Myrtle waved her arms about impassionedly. “But Glossogony is just another detail, interesting but not important”

“Don’t let them hear you saying that at the golf club, my love." He returned to his paper, having said all that needed to be said.

...


Myrtle sat in a slightly unusual café with her friend Sue.

“This is where they eat, you know.” Her excitement remained, or had been reactivated by her surroundings. “Isn’t it wonderfully atmospheric?” Sue looked around, “Whiffs a bit, certainly, but isn’t that the spices rather that the glossology? I can’t see your neighbours eating here, except for a bit of fun, like you. Does their house smell like this?”

“Of course not, they’re… I am not here for fun; this is very serious. I want to find out more about them. We need to understand each other.”

“Yes, well, sounds like a good idea, but how exactly are you getting to know them? By studying Indian cooking? And bad Indian cooking, I suspect. Wouldn’t it be easier on the stomach just to go and talk to them?”

“Its not Indian cooking, well, it is, but the point is its run by Theroglossans, and you get a feel for them.”

As Myrtle’s eyes opened wide Sue’s began to narrow. “But you said the Randers don’t eat like this.”

“Not exactly, they eat normal food, I mean they’ve assimilated our style of cooking and so on,”

“Perhaps because their grandparents were born three streets away.”

...

“Is it just this lot,” said Sue, having not succumbed to instant liver failure, “or are you interested in everyone whose not like us? ‘Cos there’s this thing my father does on Thursday nights that no one’s supposed to know about. Very popular with all sorts, as far as I can tell. There’s this couple he often sees, pretends he knows them from somewhere else, but who’s he kidding? Where else would he meet Ta-taists socially? Anyway, they’re nearer our age than his, and they don’t mind talking about anything. Except Thursday nights, of course.”

“Ta-taists! I mean, Dramatoglossans, well, I mean of course, why shouldn’t they believe what they want, but it’s a bit farfetched, isn’t it, I mean, Ergoglossianism makes sense, I don’t think I’m the only one who’s right but it’s got to make sense, hasn’t” “And doesn’t it? Why should vocal speech be superior to gesture?” “I’m not saying it is.” Myrtle’s hands began to wave about. “I just think it doesn’t make a lot of sense to bring them both into your Glossogony. It begs the question. After all, gesture is language, isn’t it. That’s my point.” She brought her hands together on the table again. “So you don’t have anything against Ta-taists, then, ‘cos I’d like you to meet them. They’re fun.”

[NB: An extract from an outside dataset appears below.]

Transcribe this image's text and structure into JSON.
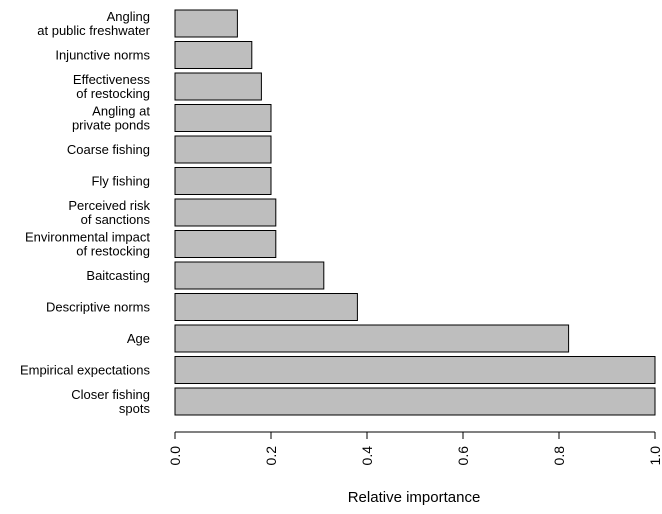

Myrtle felt a terrible jealousy, not to mention a sense of monstrous injustice, that she was taking all this trouble to understand people, and Sue could speak casually of Dramatoglossans as ‘fun’.

...


She had the inspiration of talking to the Catholic priest who wandered about the town handing out leaflets. An obscure sect, about whom nobody seemed to know much, beyond the fact that there contempt for Glossogony put them outside society. What they actually believed in nobody cared to know, but it was reputed that they thought acts, rather than speech, were the key to righteousness, and that what mattered was to believe in the origin of the division of acts into good and bad. Even this was more than Myrtle knew about them before looking at a reference in an encyclopaedia, but it also said they were usually harmless and their priests tended to erudition. She thought this might give her a different perspective on the matter, perturbed as she was to discover the effort it took her to stop thinking the way she wanted other people to stop thinking.

...


How did you talk to someone who didn’t just have different glossogonic beliefs, but actually despised speech and considered it the tool of animals, to be used if necessary, but of no moral value? And the pleasantness of his manner was belied by the shocking symbolism of his robes, for they were black, the colour of silence.

...


"And why do you wear black.”

“It’s just a habit, you know.” His eyes sparkled, but Myrtle missed the point entirely. He went on. “A tradition, I mean. Black is just a colour. It means what you think it means. To us these robes mean I don’t look like anything but what I am. If I wore normal clothes, now, you might be thinking I was a film star.” This time Myrtle got it, and smiled.